Em 2010, Lira viu que havia chegado a hora de “deixar” o carnaval. Era o momento de dar o espaço para outras pessoas e mergulhar em novos projetos. Ela já vinha fazendo outros trabalhos simultaneamente e a visibilidade proporcionada com uma década atuando na festa abriu muitas portas. As obras dos projetos carnavalescos continuaram sendo prestigiadas em diversas exposições dentro e fora do Brasil, incluindo Alemanha e Bélgica. “Muitas coisas foram surgindo. Comecei a ser chamada para grandes trabalhos, sobretudo de empresas de São Paulo que queriam expandir coisas para o Nordeste”. Lira idealizou desenhos para trabalhos para o Banco do Brasil (publicidade), Tok&Stok (utensílios para casa), L´Occitane (embalagem e material de divulgação de fragrâncias), Ambev (latinhas) e ONU (material de comunicação visual da Relatoria Internacional do Direito à Moradia Adequada do Conselho de Direitos Humanos).

Emannuel Bento
Especial para o Diario
emannuelbento@gmail.com

O pavor de virar fórmula

Apesar de passar por uma “quarta-feira de cinzas” profissional, a vivacidade da cultura pernambucana ficou para sempre no estilo de Joana, mas sempre com algumas renovações estéticas proporcionadas pela experiência prática. “Minha história começou no Recife, mas outras coisas foram somando.
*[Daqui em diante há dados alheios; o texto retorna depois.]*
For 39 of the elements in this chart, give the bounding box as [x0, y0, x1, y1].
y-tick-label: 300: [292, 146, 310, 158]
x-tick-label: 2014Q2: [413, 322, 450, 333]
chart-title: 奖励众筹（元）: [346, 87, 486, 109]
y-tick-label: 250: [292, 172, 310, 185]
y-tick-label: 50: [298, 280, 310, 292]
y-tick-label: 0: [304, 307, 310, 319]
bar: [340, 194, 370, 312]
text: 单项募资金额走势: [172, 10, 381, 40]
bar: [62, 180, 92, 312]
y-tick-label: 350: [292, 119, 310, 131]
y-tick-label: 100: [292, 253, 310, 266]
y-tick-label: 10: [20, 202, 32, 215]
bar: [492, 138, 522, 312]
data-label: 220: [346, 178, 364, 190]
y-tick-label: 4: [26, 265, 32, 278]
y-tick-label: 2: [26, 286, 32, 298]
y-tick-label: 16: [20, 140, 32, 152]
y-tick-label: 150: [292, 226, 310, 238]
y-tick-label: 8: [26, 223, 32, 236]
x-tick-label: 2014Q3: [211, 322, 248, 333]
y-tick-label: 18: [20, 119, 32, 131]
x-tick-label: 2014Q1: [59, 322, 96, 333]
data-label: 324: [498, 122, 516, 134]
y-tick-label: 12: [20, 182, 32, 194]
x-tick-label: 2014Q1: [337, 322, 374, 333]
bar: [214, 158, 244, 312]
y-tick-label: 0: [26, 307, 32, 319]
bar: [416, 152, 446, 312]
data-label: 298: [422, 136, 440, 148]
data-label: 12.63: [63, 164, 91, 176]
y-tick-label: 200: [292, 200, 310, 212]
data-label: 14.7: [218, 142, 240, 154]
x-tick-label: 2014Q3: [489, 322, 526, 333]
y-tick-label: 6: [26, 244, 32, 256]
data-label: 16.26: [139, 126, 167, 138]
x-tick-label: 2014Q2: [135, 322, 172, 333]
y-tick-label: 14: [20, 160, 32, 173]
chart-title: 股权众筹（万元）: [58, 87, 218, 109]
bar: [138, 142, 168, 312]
Carrego tudo comigo, um pouco do carnaval, da cerâmica, do desenho, mas preciso de novos respiros para me renovar. Eu tenho um olhar muito crítico do meu trabalho e uma coisa que eu tenho pavor é que vire uma fórmula.”

Essa liberdade artística também desembocou em sua forma de trabalhar. Joana Lira nunca chegou a ser funcionária de uma empresa, sempre procurou clientes de forma autônoma. “Não tive experiências em escritórios, então boa parte das coisas, eu aprendi na raça. Isso fez parte de muitas crises minhas, mas acho que, no final das contas, estamos muito preocupados em chegar no final. Na verdade, o processo das coisas é tão rico. É onde a gente realmente aprende e é tão mais bonito. Hoje em dia valorizo mais o processo do que o final.”

O ritmo de trabalho é constante. Recentemente, por exemplo, Joana entregou projetos para a Uber (identidade visual para evento Uber Destino Brasil) e Google (ilustração para o Dia do Folclore 2018). São tantos ofícios que não restou muito tempo para divulgar a votação aberta do Prêmio Grande Orgulho de Pernambuco. “Me senti superhonrada. Foi uma surpresa a indicação, mas uma onda de trabalho acabou me pegando e eu meio que não me envolvi tanto quanto deveria. Quando foi semana passada, recebi a ligação de que havia ganhado. Então, foi um reconhecimento real das pessoas. Foi autêntico. Quem votou, votou naturalmente”, disse. “Eu fiquei muito feliz. Fiquei bem emocionada quando me falaram. É como um feedback das pessoas, algo que eu não tenho trabalhado tanto nesse meio. É muito gratificante ver esse retorno direto das pessoas.”